Sí, su hermana Anya y otras seis hembras más darían a luz en cualquier momento. Markus, el reacio donante de esperma que los había engendrado a los tres, también quería perder de vista a sus «hijos». Cosa que a Fang le parecía estupenda; él tampoco le tenía demasiado cariño a ese imbécil. Si por él fuera, ya lo habría retado para hacerse con el liderazgo de la manada, pero Vane y Anya siempre lo disuadían.
Puesto que Vane era un arcadio oculto en mitad de una manada de katagarios, lo último que necesitaban era que Fang se convirtiera en alfa de la manada. Porque eso provocaría una serie de incómodas preguntas, como por ejemplo por qué no era Vane (el primogénito de la camada, el supuesto heredero de su padre y el que mayores poderes mágicos poseía) quien retaba a su padre por el liderazgo. Sin embargo, Vane no podría hacerlo jamás. El dolor los obligaba a adoptar al instante su forma natural, y no podían arriesgarse a que Vane se transformara en humano en plena pelea.

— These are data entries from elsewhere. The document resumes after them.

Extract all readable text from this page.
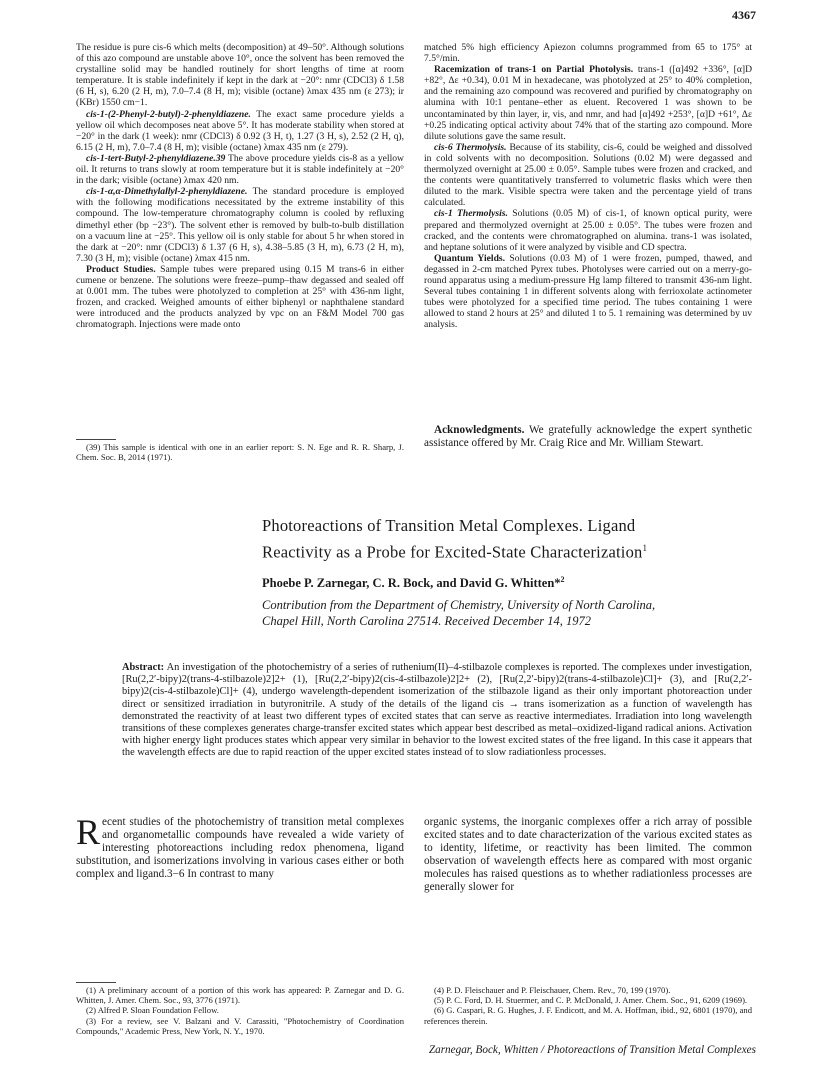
4367

The residue is pure cis-6 which melts (decomposition) at 49–50°. Although solutions of this azo compound are unstable above 10°, once the solvent has been removed the crystalline solid may be handled routinely for short lengths of time at room temperature. It is stable indefinitely if kept in the dark at −20°: nmr (CDCl3) δ 1.58 (6 H, s), 6.20 (2 H, m), 7.0–7.4 (8 H, m); visible (octane) λmax 435 nm (ε 273); ir (KBr) 1550 cm−1.

cis-1-(2-Phenyl-2-butyl)-2-phenyldiazene. The exact same procedure yields a yellow oil which decomposes neat above 5°. It has moderate stability when stored at −20° in the dark (1 week): nmr (CDCl3) δ 0.92 (3 H, t), 1.27 (3 H, s), 2.52 (2 H, q), 6.15 (2 H, m), 7.0–7.4 (8 H, m); visible (octane) λmax 435 nm (ε 279).

cis-1-tert-Butyl-2-phenyldiazene.39 The above procedure yields cis-8 as a yellow oil. It returns to trans slowly at room temperature but it is stable indefinitely at −20° in the dark; visible (octane) λmax 420 nm.

cis-1-α,α-Dimethylallyl-2-phenyldiazene. The standard procedure is employed with the following modifications necessitated by the extreme instability of this compound. The low-temperature chromatography column is cooled by refluxing dimethyl ether (bp −23°). The solvent ether is removed by bulb-to-bulb distillation on a vacuum line at −25°. This yellow oil is only stable for about 5 hr when stored in the dark at −20°: nmr (CDCl3) δ 1.37 (6 H, s), 4.38–5.85 (3 H, m), 6.73 (2 H, m), 7.30 (3 H, m); visible (octane) λmax 415 nm.

Product Studies. Sample tubes were prepared using 0.15 M trans-6 in either cumene or benzene. The solutions were freeze–pump–thaw degassed and sealed off at 0.001 mm. The tubes were photolyzed to completion at 25° with 436-nm light, frozen, and cracked. Weighed amounts of either biphenyl or naphthalene standard were introduced and the products analyzed by vpc on an F&M Model 700 gas chromatograph. Injections were made onto

(39) This sample is identical with one in an earlier report: S. N. Ege and R. R. Sharp, J. Chem. Soc. B, 2014 (1971).

matched 5% high efficiency Apiezon columns programmed from 65 to 175° at 7.5°/min.

Racemization of trans-1 on Partial Photolysis. trans-1 ([α]492 +336°, [α]D +82°, Δε +0.34), 0.01 M in hexadecane, was photolyzed at 25° to 40% completion, and the remaining azo compound was recovered and purified by chromatography on alumina with 10:1 pentane–ether as eluent. Recovered 1 was shown to be uncontaminated by thin layer, ir, vis, and nmr, and had [α]492 +253°, [α]D +61°, Δε +0.25 indicating optical activity about 74% that of the starting azo compound. More dilute solutions gave the same result.

cis-6 Thermolysis. Because of its stability, cis-6, could be weighed and dissolved in cold solvents with no decomposition. Solutions (0.02 M) were degassed and thermolyzed overnight at 25.00 ± 0.05°. Sample tubes were frozen and cracked, and the contents were quantitatively transferred to volumetric flasks which were then diluted to the mark. Visible spectra were taken and the percentage yield of trans calculated.

cis-1 Thermolysis. Solutions (0.05 M) of cis-1, of known optical purity, were prepared and thermolyzed overnight at 25.00 ± 0.05°. The tubes were frozen and cracked, and the contents were chromatographed on alumina. trans-1 was isolated, and heptane solutions of it were analyzed by visible and CD spectra.

Quantum Yields. Solutions (0.03 M) of 1 were frozen, pumped, thawed, and degassed in 2-cm matched Pyrex tubes. Photolyses were carried out on a merry-go-round apparatus using a medium-pressure Hg lamp filtered to transmit 436-nm light. Several tubes containing 1 in different solvents along with ferrioxolate actinometer tubes were photolyzed for a specified time period. The tubes containing 1 were allowed to stand 2 hours at 25° and diluted 1 to 5. 1 remaining was determined by uv analysis.

Acknowledgments. We gratefully acknowledge the expert synthetic assistance offered by Mr. Craig Rice and Mr. William Stewart.

Photoreactions of Transition Metal Complexes. Ligand

Reactivity as a Probe for Excited-State Characterization$^1$

Phoebe P. Zarnegar, C. R. Bock, and David G. Whitten*$^2$

Contribution from the Department of Chemistry, University of North Carolina,

Chapel Hill, North Carolina 27514. Received December 14, 1972

Abstract: An investigation of the photochemistry of a series of ruthenium(II)–4-stilbazole complexes is reported. The complexes under investigation, [Ru(2,2′-bipy)2(trans-4-stilbazole)2]2+ (1), [Ru(2,2′-bipy)2(cis-4-stilbazole)2]2+ (2), [Ru(2,2′-bipy)2(trans-4-stilbazole)Cl]+ (3), and [Ru(2,2′-bipy)2(cis-4-stilbazole)Cl]+ (4), undergo wavelength-dependent isomerization of the stilbazole ligand as their only important photoreaction under direct or sensitized irradiation in butyronitrile. A study of the details of the ligand cis → trans isomerization as a function of wavelength has demonstrated the reactivity of at least two different types of excited states that can serve as reactive intermediates. Irradiation into long wavelength transitions of these complexes generates charge-transfer excited states which appear best described as metal–oxidized-ligand radical anions. Activation with higher energy light produces states which appear very similar in behavior to the lowest excited states of the free ligand. In this case it appears that the wavelength effects are due to rapid reaction of the upper excited states instead of to slow radiationless processes.

Recent studies of the photochemistry of transition metal complexes and organometallic compounds have revealed a wide variety of interesting photoreactions including redox phenomena, ligand substitution, and isomerizations involving in various cases either or both complex and ligand.3−6 In contrast to many

organic systems, the inorganic complexes offer a rich array of possible excited states and to date characterization of the various excited states as to identity, lifetime, or reactivity has been limited. The common observation of wavelength effects here as compared with most organic molecules has raised questions as to whether radiationless processes are generally slower for

(1) A preliminary account of a portion of this work has appeared: P. Zarnegar and D. G. Whitten, J. Amer. Chem. Soc., 93, 3776 (1971).

(2) Alfred P. Sloan Foundation Fellow.

(3) For a review, see V. Balzani and V. Carassiti, "Photochemistry of Coordination Compounds," Academic Press, New York, N. Y., 1970.

(4) P. D. Fleischauer and P. Fleischauer, Chem. Rev., 70, 199 (1970).

(5) P. C. Ford, D. H. Stuermer, and C. P. McDonald, J. Amer. Chem. Soc., 91, 6209 (1969).

(6) G. Caspari, R. G. Hughes, J. F. Endicott, and M. A. Hoffman, ibid., 92, 6801 (1970), and references therein.

Zarnegar, Bock, Whitten / Photoreactions of Transition Metal Complexes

De ahí que Fang se hubiera pasado toda la noche en vela. Vane, que estaba malherido e inconsciente, se había visto obligado a mantener su forma humana. La manada mataría a su hermano si llegaba a descubrir cuál era su verdadera forma.
Fang bostezó justo cuando alcanzaba al resto del grupo, que se había detenido en la puerta del Santuario por orden del portero. Mucho más corpulento que los lobos, el oso tenía el pelo largo y rizado, y llevaba una camiseta negra de manga corta con el logo del club en el pecho, aunque quedaba parcialmente oculto por una desgastada chupa de cuero negro.
Sus ojos azules los examinaron a conciencia.
—¿Manada?
Vane se adelantó.
—Gran Regis de los Licos Katagarios. Kattalakis.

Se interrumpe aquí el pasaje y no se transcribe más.